Но его никто не слушая. Молодые ханы повскакали с мест. Неистовый Бельдуз и Ехир Тугорканич уже кричали что-то счастливое, выхватив сабли. Нукеры, ввалившись в дом, схватили послов, заломили им руки, поставили на колени, обдирая дорогие одежды и оружие. У Захара Гостятича срывали с пальцев перстни, Лавр Давыдович едва не плакал, когда его раздели до исподнего. Его, как торка, ставшего урусским боярином, ждала самая страшная участь.
Ханы выскочили вон, снаружи послышались гортанные крики, ржание и топот коней. Тугоркан хлопнул в ладоши - неслышно вошла рабыня, русская женщина. Стараясь не смотреть на плененных послов, подала хану еще айрана, мышью выскользнула вон.
Допив айран, Тугоркан легко, несмотря на могучее телосложение, вскочил и покинул дом. Нукеры тоже потащили послов прочь, бросив их в старый хлев связанными.
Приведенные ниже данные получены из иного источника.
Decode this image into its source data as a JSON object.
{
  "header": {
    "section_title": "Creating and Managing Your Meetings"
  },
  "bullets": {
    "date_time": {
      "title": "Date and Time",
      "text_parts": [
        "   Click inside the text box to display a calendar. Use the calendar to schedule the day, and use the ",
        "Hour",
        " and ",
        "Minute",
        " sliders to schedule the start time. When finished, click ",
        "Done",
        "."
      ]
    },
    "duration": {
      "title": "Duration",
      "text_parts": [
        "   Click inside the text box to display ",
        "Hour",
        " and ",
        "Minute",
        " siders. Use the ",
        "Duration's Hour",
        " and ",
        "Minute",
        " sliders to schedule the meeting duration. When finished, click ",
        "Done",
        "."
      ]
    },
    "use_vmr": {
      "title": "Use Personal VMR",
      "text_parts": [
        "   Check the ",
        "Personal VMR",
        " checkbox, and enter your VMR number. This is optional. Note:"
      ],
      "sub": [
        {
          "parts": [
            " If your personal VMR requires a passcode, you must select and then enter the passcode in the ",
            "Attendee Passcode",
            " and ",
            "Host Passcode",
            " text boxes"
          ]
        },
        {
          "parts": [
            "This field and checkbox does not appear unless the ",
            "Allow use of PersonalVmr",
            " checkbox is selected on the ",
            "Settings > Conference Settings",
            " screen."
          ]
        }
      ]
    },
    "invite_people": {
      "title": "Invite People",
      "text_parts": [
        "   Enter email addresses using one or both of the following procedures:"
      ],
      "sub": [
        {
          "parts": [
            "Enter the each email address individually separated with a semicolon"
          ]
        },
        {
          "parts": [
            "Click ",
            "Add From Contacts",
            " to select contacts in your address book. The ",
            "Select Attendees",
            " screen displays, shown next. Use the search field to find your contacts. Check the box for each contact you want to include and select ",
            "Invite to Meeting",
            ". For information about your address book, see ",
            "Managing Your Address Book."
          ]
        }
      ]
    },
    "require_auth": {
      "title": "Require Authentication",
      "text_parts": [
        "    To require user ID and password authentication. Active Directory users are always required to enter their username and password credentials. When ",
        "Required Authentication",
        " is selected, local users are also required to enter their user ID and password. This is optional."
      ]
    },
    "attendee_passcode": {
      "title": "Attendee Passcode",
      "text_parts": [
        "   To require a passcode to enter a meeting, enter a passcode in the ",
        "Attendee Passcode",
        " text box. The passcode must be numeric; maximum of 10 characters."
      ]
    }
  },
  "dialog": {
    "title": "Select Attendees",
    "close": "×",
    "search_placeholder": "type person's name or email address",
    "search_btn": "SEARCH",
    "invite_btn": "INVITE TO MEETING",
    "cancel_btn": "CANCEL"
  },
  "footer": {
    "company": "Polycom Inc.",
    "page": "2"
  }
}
Торческ вздрогнул, когда в распахнутые ворота с криками восторга и ярости ворвались половцы. Зная, что город сдан, они все равно бесчинствовали на улицах - врывались в дома, хватали жителей и выволакивали их вон, толпами выгоняя прочь из города. Некоторые сопротивлялись. Мужчины, защищая жен, детей и матерей, пробовали обороняться - таких секли на месте. Но прочих не убивали и не вязали - просто выгоняли из города.
Холопы Захара Гостятича схватились за оружие, когда в ворота стали колотить выломанным где-то бревном. Вместе с ними встали оставшиеся сыновья тиуна - Петро, Нечай и Кузьма. Хворый Турила, Ждана, их мать и невестки, жены исчезнувшего Ратибора и умершего от ран Никифора с холопками спешили спрятаться - в доме был большой подпол, где обычно хранили зерно. Туда и торопились укрыться, но не успели - на дворе страшно затрещали ворота и послышался крик и гомон. Глухо, вразнобой, застучали мечи и сабли о щиты, иногда со звоном встречаясь друг с другом.
[23] Нукер - ханский дружинник.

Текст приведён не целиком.